Tuning the emission half-peak width of CaMgSi2O6:Cr3+ from 138 nm to 393 nm by controlling the Cr3+ concentration

Abstract

Broadband near-infrared (NIR) phosphors play a crucial role in the development of next-generation smart NIR light sources based on blue light-emitting diodes (LEDs). The emission bandwidth is an important parameter for evaluating the performance of these phosphors. Herein, an ultra-broadband NIR phosphor CaMgSi2O6:Cr3+ (CMSO:Cr), with a tunable emission band and a full width at half maximum (FWHM) ranging from 138 nm to 393 nm, is obtained by adjusting the doping concentration of Cr3+. In the low-concentration doped sample, a single emission peak at 785 nm is observed. When the concentration of Cr3+ exceeds 1.0 at%, emissions at both 785 nm and 980 nm are detected. The emission peak at 785 nm originates from the [MgO6](Ⅰ) octahedron within the CMSO structure. On the other hand, the emission peak at 980 nm is attributed to the presence of a twisted octahedron [MgO6](Ⅱ), which is caused by defects and vacancies resulting from the charge imbalance when Mg2+ ions are replaced by Cr3+ ions. The Cr3+ ion primarily occupies the [MgO6](Ⅰ) site in the lower-concentration doped sample, which explains the photoluminescence peak at 785 nm.
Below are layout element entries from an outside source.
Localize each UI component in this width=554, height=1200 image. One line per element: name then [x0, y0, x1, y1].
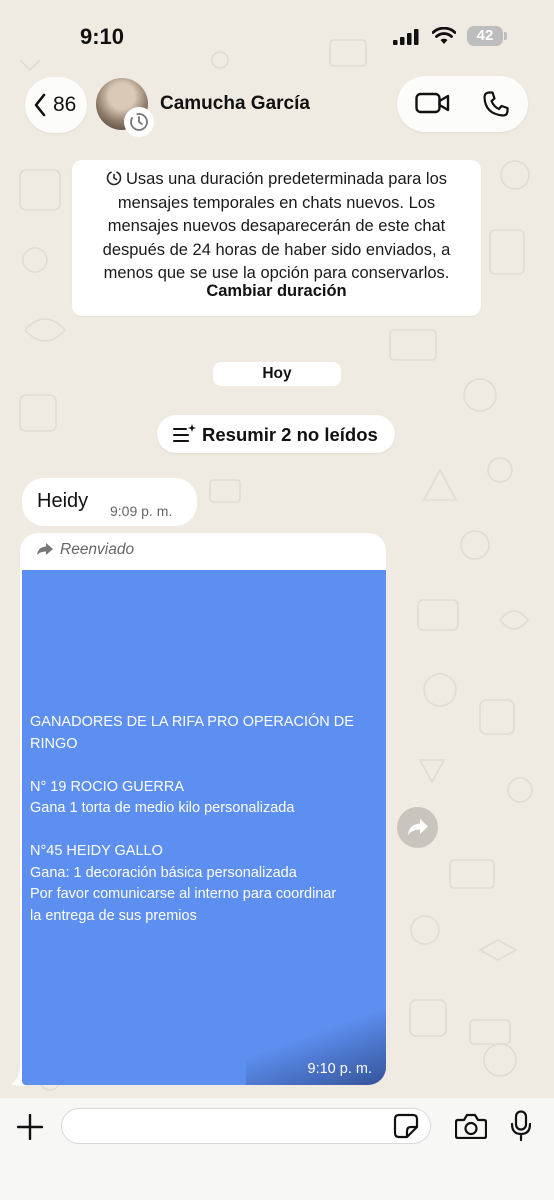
image-text-line [30, 755, 380, 777]
battery-level: 42 [476, 27, 494, 44]
image-text-line: GANADORES DE LA RIFA PRO OPERACIÓN DE [30, 714, 354, 730]
microphone-icon[interactable] [510, 1110, 532, 1142]
message-time: 9:09 p. m. [110, 503, 173, 519]
image-text-line: Por favor comunicarse al interno para co… [30, 886, 337, 902]
message-input[interactable] [61, 1108, 431, 1144]
forwarded-text: Reenviado [60, 541, 135, 558]
message-time: 9:10 p. m. [307, 1061, 372, 1077]
summarize-unread-label: Resumir 2 no leídos [202, 424, 378, 445]
share-forward-icon [408, 819, 428, 835]
disappearing-timer-badge-icon [124, 107, 154, 137]
battery-nub [504, 32, 507, 40]
back-button[interactable]: 86 [25, 77, 87, 133]
chevron-left-icon [34, 93, 46, 117]
disappearing-messages-notice: Usas una duración predeterminada para lo… [72, 160, 481, 316]
image-text-line: N°45 HEIDY GALLO [30, 843, 163, 859]
battery-indicator: 42 [467, 26, 503, 46]
notice-text: Usas una duración predeterminada para lo… [102, 170, 451, 282]
wifi-icon [432, 27, 456, 44]
contact-name[interactable]: Camucha García [160, 93, 310, 115]
image-text: GANADORES DE LA RIFA PRO OPERACIÓN DE RI… [30, 712, 380, 927]
summarize-unread-button[interactable]: Resumir 2 no leídos [157, 415, 395, 453]
video-camera-icon[interactable] [415, 91, 451, 115]
image-text-line: RINGO [30, 735, 78, 752]
summary-sparkle-icon [173, 424, 196, 442]
forwarded-label: Reenviado [36, 541, 134, 559]
image-text-line: Gana: 1 decoración básica personalizada [30, 864, 297, 881]
forwarded-image-message[interactable]: Reenviado GANADORES DE LA RIFA PRO OPERA… [20, 533, 386, 1085]
status-bar: 9:10 42 [0, 0, 554, 70]
unread-chats-count: 86 [53, 93, 77, 116]
clock: 9:10 [80, 24, 125, 49]
notice-text-block: Usas una duración predeterminada para lo… [82, 168, 471, 286]
image-text-line [30, 820, 380, 842]
phone-icon[interactable] [482, 90, 510, 118]
camera-icon[interactable] [455, 1113, 487, 1139]
plus-icon[interactable] [17, 1114, 43, 1140]
date-separator: Hoy [213, 362, 341, 386]
message-composer [0, 1098, 554, 1200]
image-text-line: la entrega de sus premios [30, 907, 197, 924]
message-image[interactable]: GANADORES DE LA RIFA PRO OPERACIÓN DE RI… [22, 570, 386, 1085]
forward-arrow-icon [37, 543, 53, 555]
change-duration-link[interactable]: Cambiar duración [72, 282, 481, 301]
message-bubble[interactable]: Heidy 9:09 p. m. [22, 478, 197, 526]
chat-header: 86 Camucha García [0, 70, 554, 140]
image-text-line: N° 19 ROCIO GUERRA [30, 778, 185, 795]
share-forward-button[interactable] [397, 807, 438, 848]
message-text: Heidy [37, 490, 89, 512]
image-text-line: Gana 1 torta de medio kilo personalizada [30, 800, 295, 816]
timer-icon [106, 170, 122, 186]
cellular-signal-icon [393, 29, 419, 45]
call-actions [397, 76, 528, 132]
sticker-icon[interactable] [393, 1113, 419, 1139]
With the increase in the concentration of Cr3+ ions, more and more Cr3+ ions preferentially occupy the [MgO6](Ⅱ) octahedral sites, leading to the broad emission at 980 nm. A novel NIR phosphor light source was fabricated by combining a blue chip with CMSO:Cr phosphor. Driven by a current of 60 mA, the NIR light output power of 5.89 mW and 0.76 mW is achieved by using CMSO:0.015Cr and CMSO:0.04Cr, respectively. This work demonstrates that new luminescent centers can be generated by substituting heterovalent ions, resulting in broadened emission spectra.